En conséquence, il convient d’autoriser la prolongation de sa mesure de rétention administrative pour une durée de 26 jours.
PAR CES MOTIFS
Statuant par mise à disposition au greffe en premier ressort, par décision assortie de l’exécution provisoire,
DECLARONS la requête en prolongation de la rétention administrative recevable ;
DÉCLARONS la procédure diligentée à l’encontre de Monsieur [D] [S] régulière ;
INVITONS l’administration à envisager les voies d’éloignement allemandes après s’être renseigné auprès des autorités de ce pays et de fixer le pays de renvoi de l’intéressé pour permettre l’exécution de son éloignement ;
ORDONNONS LA PROLONGATION DE LA RÉTENTION Monsieur [D] [S] pour une durée de vingt-six jours ;
LA GREFFIERE LE JUGE
NOTIFICATION DE L’ORDONNANCE
AUX PARTIES
NOTIFIONS sur le champ la présente ordonnance par courriel avec accusé de réception à l’avocat du retenu et à l’avocat de la préfecture,
NOTIFIONS la présente ordonnance au centre de rétention administrative de [Localité 1] par courriel avec accusé de réception pour notification à Monsieur [D] [S] , lequel est informé de la possibilité de faire appel, devant le Premier Président de la cour d’appel ou son délégué, de la présente ordonnance dans les vingt-quatre heures de sa notification ; lui notifions aussi que la déclaration d’appel doit être motivée et peut être transmise par tout moyen (notamment par télécopie n° 04.72.40.89.56) au greffe de la cour d’appel de [Localité 1], et que seul l’appel formé par le ministère public peut être déclaré suspensif par le Premier président de la cour d’appel ou son délégué.

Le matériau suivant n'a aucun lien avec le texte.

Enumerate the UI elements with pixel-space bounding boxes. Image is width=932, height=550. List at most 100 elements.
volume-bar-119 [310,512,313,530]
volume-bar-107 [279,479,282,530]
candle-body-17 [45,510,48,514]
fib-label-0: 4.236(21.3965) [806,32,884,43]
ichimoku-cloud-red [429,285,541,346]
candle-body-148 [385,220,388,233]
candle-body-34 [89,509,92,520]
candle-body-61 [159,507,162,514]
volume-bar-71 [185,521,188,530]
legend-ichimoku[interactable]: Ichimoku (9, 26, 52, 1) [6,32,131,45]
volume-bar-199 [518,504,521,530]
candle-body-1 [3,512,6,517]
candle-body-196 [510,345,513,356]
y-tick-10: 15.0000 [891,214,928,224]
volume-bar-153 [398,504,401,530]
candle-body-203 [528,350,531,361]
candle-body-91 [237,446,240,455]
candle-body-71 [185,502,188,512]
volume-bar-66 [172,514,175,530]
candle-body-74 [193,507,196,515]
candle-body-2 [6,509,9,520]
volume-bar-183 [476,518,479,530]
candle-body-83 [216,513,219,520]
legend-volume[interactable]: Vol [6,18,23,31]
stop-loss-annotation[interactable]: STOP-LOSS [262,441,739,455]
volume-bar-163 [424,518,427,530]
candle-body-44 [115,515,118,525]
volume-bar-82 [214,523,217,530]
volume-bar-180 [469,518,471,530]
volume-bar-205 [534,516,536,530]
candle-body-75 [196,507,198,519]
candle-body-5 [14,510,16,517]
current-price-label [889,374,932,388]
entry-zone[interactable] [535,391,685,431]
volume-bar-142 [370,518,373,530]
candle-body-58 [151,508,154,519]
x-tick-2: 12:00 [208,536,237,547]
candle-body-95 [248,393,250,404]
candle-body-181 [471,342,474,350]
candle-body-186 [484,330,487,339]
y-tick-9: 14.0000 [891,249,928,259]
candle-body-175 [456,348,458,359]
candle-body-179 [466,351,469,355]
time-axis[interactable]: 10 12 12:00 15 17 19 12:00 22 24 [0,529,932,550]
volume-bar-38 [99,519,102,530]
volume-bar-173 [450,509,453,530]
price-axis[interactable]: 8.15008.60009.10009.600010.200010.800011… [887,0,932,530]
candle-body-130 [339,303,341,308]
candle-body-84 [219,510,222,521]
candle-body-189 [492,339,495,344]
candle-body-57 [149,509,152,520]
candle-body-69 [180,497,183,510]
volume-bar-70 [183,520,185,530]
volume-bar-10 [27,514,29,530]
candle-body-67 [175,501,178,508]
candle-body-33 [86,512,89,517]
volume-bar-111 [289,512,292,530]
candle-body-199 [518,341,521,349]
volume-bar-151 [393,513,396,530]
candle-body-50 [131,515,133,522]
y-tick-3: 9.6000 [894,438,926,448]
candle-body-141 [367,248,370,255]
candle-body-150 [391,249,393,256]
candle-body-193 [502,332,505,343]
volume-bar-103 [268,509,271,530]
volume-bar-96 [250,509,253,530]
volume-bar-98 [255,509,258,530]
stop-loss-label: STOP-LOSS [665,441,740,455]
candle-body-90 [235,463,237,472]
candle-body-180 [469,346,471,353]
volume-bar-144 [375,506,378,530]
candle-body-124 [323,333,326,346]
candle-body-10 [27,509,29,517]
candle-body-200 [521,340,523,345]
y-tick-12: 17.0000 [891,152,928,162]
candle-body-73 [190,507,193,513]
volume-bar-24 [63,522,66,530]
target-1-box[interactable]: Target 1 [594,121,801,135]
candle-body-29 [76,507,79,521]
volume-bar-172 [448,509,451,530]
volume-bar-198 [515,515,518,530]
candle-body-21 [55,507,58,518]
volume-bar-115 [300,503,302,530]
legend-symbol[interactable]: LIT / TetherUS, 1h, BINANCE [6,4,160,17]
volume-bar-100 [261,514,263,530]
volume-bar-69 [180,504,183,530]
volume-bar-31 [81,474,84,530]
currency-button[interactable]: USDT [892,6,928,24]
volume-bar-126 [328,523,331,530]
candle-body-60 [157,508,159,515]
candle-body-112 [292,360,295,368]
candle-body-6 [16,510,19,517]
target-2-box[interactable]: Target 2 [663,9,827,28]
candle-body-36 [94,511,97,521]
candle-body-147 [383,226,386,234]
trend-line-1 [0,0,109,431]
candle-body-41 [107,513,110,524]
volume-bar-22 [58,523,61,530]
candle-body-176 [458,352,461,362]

Disons qu’un procès-verbal de notification sera établi à cet effet par les services de police, et nous sera retourné sans délai.
Information est donnée à Monsieur [D] [S] qu’il est maintenu à disposition de la justice pendant un délai de six heures à compter de la notification de la présente ordonnance au procureur de la République, lorsqu’il est mis fin à sa rétention ou lors d’une assignation à résidence, conformément à la décision du [Etablissement 2] Constitutionnel rendue le 12 septembre 2025.